Entre «gens ordinaires» et «héritiers», la fausse égalité version covid
OPINION. A quoi ressemblera, en France, l’après-pandémie? Les fractures d’avant le séisme sanitaire resteront-elles inchangées? Deux livres ont le mérite de nous alerter. L’un en plongeant aux côtés des «gens ordinaires». L’autre en nous racontant le «crépuscule des héritiers»
Le géographe et le sociologue: pour comprendre la France, cette combinaison fonctionne à tous les coups. Les historiens sont évidemment indispensables. Mais le quotidien du pays, lui, est rythmé par d’autres variables que celles du passé. L’attachement au territoire forge les esprits. L’étiolement du tissu industriel et la persistance des dynasties économiques façonnent le lien social. Lire côte à côte Le Temps des gens ordinaires (Flammarion) de Christophe Guilluy, auteur en 2014 de La France périphérique, et Le Crépuscule des héritiers. Dans les coulisses de nos grandes entreprises (Nouveau Monde) permet de comparer ces deux réalités hexagonales à l’épreuve du Covid-19: d’un côté, «les déplorables devenus des héros» selon Guilluy. De l’autre, «un pouvoir transmis de manière héréditaire, en somme monarchique», selon Denys Brunel, expert pour les questions de santé au travail.

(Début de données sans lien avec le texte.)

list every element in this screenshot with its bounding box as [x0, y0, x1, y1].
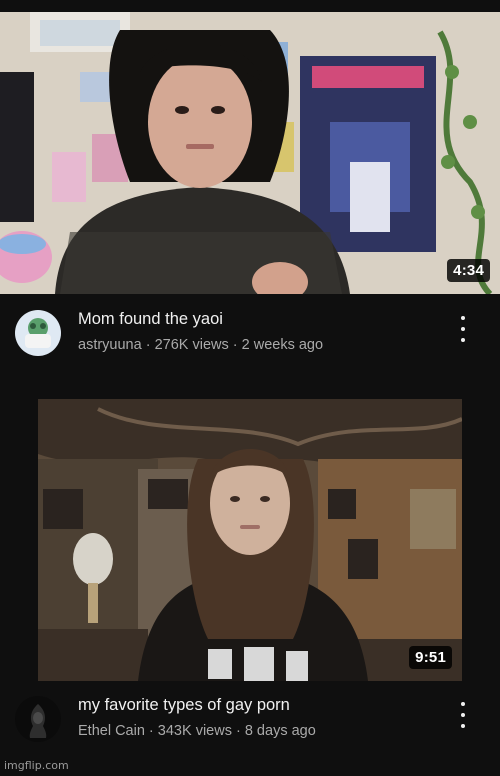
separator: · — [231, 723, 245, 739]
video-feed: 4:34 Mom found the yaoi astryuuna · 276K… — [0, 0, 500, 776]
video-card[interactable]: 4:34 Mom found the yaoi astryuuna · 276K… — [0, 0, 500, 395]
video-subtitle: Ethel Cain · 343K views · 8 days ago — [78, 723, 458, 739]
video-title[interactable]: my favorite types of gay porn — [78, 696, 438, 715]
video-duration-badge: 9:51 — [409, 646, 452, 669]
upload-age: 8 days ago — [244, 723, 316, 739]
separator: · — [144, 723, 158, 739]
more-vert-icon[interactable] — [452, 700, 474, 730]
video-card[interactable]: 9:51 my favorite types of gay porn Ethel… — [0, 395, 500, 776]
channel-avatar[interactable] — [15, 310, 61, 356]
video-thumbnail[interactable]: 4:34 — [0, 12, 500, 294]
channel-name[interactable]: astryuuna — [78, 337, 142, 353]
view-count: 343K views — [157, 723, 232, 739]
channel-avatar[interactable] — [15, 696, 61, 742]
separator: · — [228, 337, 242, 353]
video-duration-badge: 4:34 — [447, 259, 490, 282]
upload-age: 2 weeks ago — [241, 337, 324, 353]
video-title[interactable]: Mom found the yaoi — [78, 310, 438, 329]
separator: · — [141, 337, 155, 353]
video-meta: my favorite types of gay porn Ethel Cain… — [0, 686, 500, 756]
channel-name[interactable]: Ethel Cain — [78, 723, 145, 739]
video-subtitle: astryuuna · 276K views · 2 weeks ago — [78, 337, 458, 353]
watermark-text: imgflip.com — [4, 759, 69, 772]
video-meta: Mom found the yaoi astryuuna · 276K view… — [0, 300, 500, 370]
video-thumbnail[interactable]: 9:51 — [38, 399, 462, 681]
view-count: 276K views — [154, 337, 229, 353]
more-vert-icon[interactable] — [452, 314, 474, 344]
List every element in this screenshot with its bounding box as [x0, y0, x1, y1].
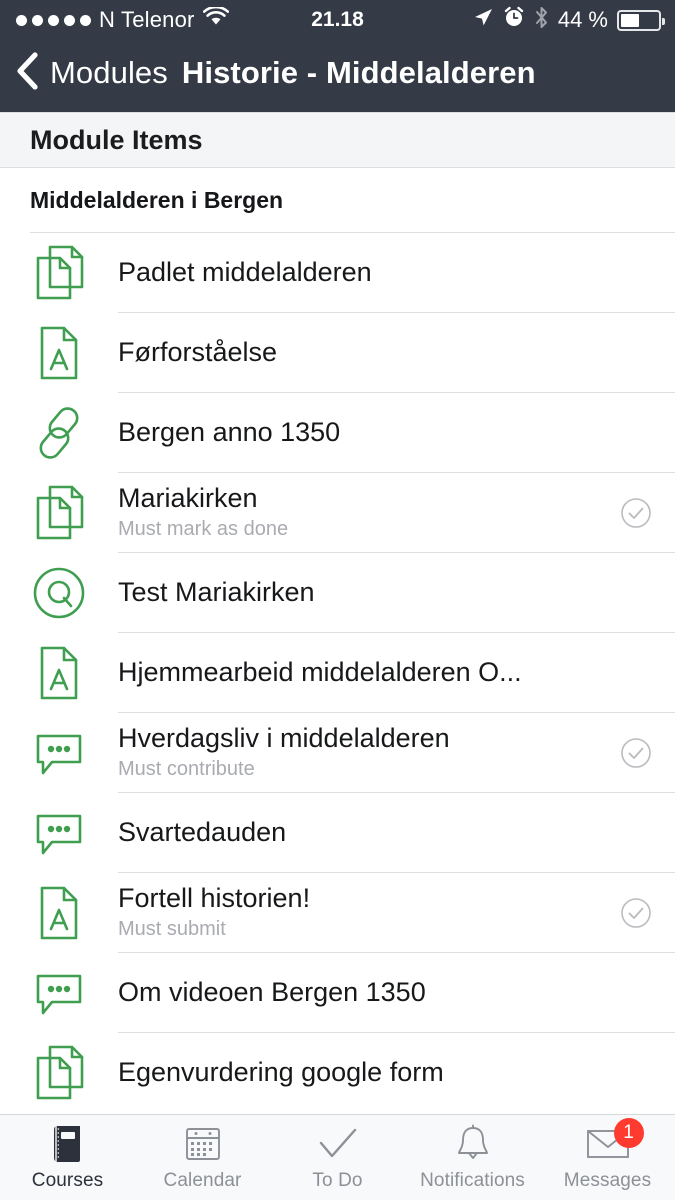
alarm-clock-icon — [503, 6, 525, 34]
module-item-row[interactable]: Egenvurdering google form — [0, 1033, 675, 1112]
module-item-text: Padlet middelalderen — [118, 257, 653, 288]
module-item-title: Hjemmearbeid middelalderen O... — [118, 656, 522, 687]
module-item-title: Egenvurdering google form — [118, 1056, 444, 1087]
tab-label: Messages — [563, 1169, 652, 1191]
module-item-title: Fortell historien! — [118, 882, 311, 913]
module-item-requirement-label: Must contribute — [118, 758, 255, 781]
module-item-title: Om videoen Bergen 1350 — [118, 976, 426, 1007]
assignment-icon — [30, 643, 118, 703]
page-icon — [30, 483, 118, 543]
module-items-list: Padlet middelalderen Førforståelse Bergen … — [0, 232, 675, 1114]
carrier-label: N Telenor — [99, 7, 195, 32]
tab-courses[interactable]: Courses — [0, 1115, 135, 1200]
module-item-text: Hjemmearbeid middelalderen O... — [118, 657, 653, 688]
back-label: Modules — [50, 55, 168, 90]
page-icon — [30, 1043, 118, 1103]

Commençons par ceux qui détiennent ce pouvoir. Car cette République «assoiffée d’égalité», dixit Alexis de Tocqueville, est celle de la naissance. «La France est bien, comme on l’entend souvent, un pays d’héritiers», argumente Denys Brunel, qui y voit un trait saillant de ce pays de luttes sociales. «L’héritage y est profondément ancré dans les mentalités et son poids sur de nombreux secteurs de la vie publique se fait durement ressentir», poursuit l’auteur. Et d’ajouter: «Une transmission strictement héréditaire reste envers et contre tout prédominante dans les grandes entreprises françaises.»